SNSD taught me how to appreciate my own beauty, funnily enough. I grew up Asian-American (not Korean) in a place that was massively white. Seeing SNSD and then delving more into Korean pop and then a bunch of Asian pop and then roots music after that made me step back and realize that exposure to people that share your traits is so important. If you’d asked me at 13 what “ideal beauty” looks like, I might not have named one of my own features. Because I’m consuming so much more Asian media – not just Korean – I appreciate my own features so much more than I did when I was younger (dark hair, my “weird” eyelids, my nose, all that stuff I thought marked me as “different” than what I typically saw). SNSD played a massive part of my self-acceptance… and the music bangs.
Matthew Troy, 15, fan
I started listening to SNSD when I was not in a great place. Lockdown was ongoing, a big trip that I had planned was canceled, and I was pretty done with everything. They were like the light at the end of the tunnel. It doesn’t make sense, but their music gave me a sense of nostalgia, although I wasn’t even born when “Into the New World” was released. Their music really helped me get through that time, and I am really appreciative of that.
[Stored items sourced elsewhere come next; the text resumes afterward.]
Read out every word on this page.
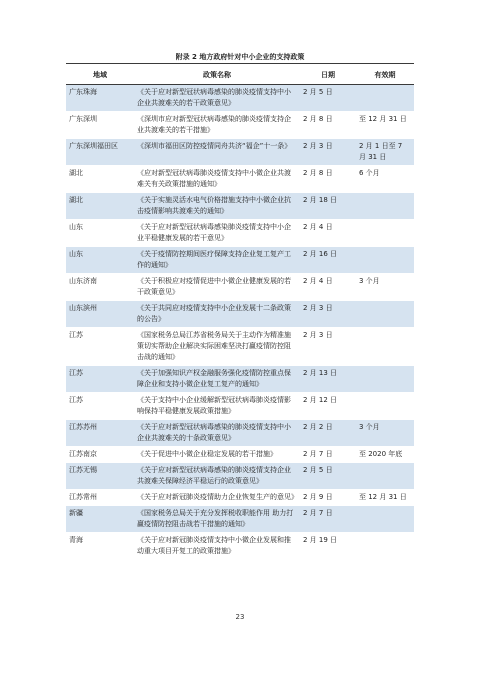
附录 2 地方政府针对中小企业的支持政策
地域	政策名称	日期	有效期
广东珠海	《关于应对新型冠状病毒感染的肺炎疫情支持中小企业共渡难关的若干政策意见》	2 月 5 日	
广东深圳	《深圳市应对新型冠状病毒感染的肺炎疫情支持企业共渡难关的若干措施》	2 月 8 日	至 12 月 31 日
广东深圳福田区	《深圳市福田区防控疫情同舟共济“福企”十一条》	2 月 3 日	2 月 1 日至 7 月 31 日
湖北	《应对新型冠状病毒肺炎疫情支持中小微企业共渡难关有关政策措施的通知》	2 月 8 日	6 个月
湖北	《关于实施灵活水电气价格措施支持中小微企业抗击疫情影响共渡难关的通知》	2 月 18 日	
山东	《关于应对新型冠状病毒感染肺炎疫情支持中小企业平稳健康发展的若干意见》	2 月 4 日	
山东	《关于疫情防控期间医疗保障支持企业复工复产工作的通知》	2 月 16 日	
山东济南	《关于积极应对疫情促进中小微企业健康发展的若干政策意见》	2 月 4 日	3 个月
山东滨州	《关于共同应对疫情支持中小企业发展十二条政策的公告》	2 月 3 日	
江苏	《国家税务总局江苏省税务局关于主动作为精准施策切实帮助企业解决实际困难坚决打赢疫情防控阻击战的通知》	2 月 3 日	
江苏	《关于加强知识产权金融服务强化疫情防控重点保障企业和支持小微企业复工复产的通知》	2 月 13 日	
江苏	《关于支持中小企业缓解新型冠状病毒肺炎疫情影响保持平稳健康发展政策措施》	2 月 12 日	
江苏苏州	《关于应对新型冠状病毒感染的肺炎疫情支持中小企业共渡难关的十条政策意见》	2 月 2 日	3 个月
江苏南京	《关于促进中小微企业稳定发展的若干措施》	2 月 7 日	至 2020 年底
江苏无锡	《关于应对新型冠状病毒感染的肺炎疫情支持企业共渡难关保障经济平稳运行的政策意见》	2 月 5 日	
江苏常州	《关于应对新冠肺炎疫情助力企业恢复生产的意见》	2 月 9 日	至 12 月 31 日
新疆	《国家税务总局关于充分发挥税收职能作用 助力打赢疫情防控阻击战若干措施的通知》	2 月 7 日	
青海	《关于应对新冠肺炎疫情支持中小微企业发展和推动重大项目开复工的政策措施》	2 月 19 日	
23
Before SNSD, I liked a few K-pop groups, but I generally thought that K-pop was a bit fake. The shows just seemed a little too scripted, a bit too perfect all the time. For SNSD, they were running through the mud, yelling insults at each other. No matter the show, there was always chaos. That description may sound rather unflattering, but I wholeheartedly mean that as a compliment: they aren’t fake, and I love them for it. They can dress up when they need to, and they look insanely good. But I think I speak for the fandom [when I say] that that’s not when we love them most. No. When we love them most is when we see them messy-haired, having fun, and not taking appearances too seriously.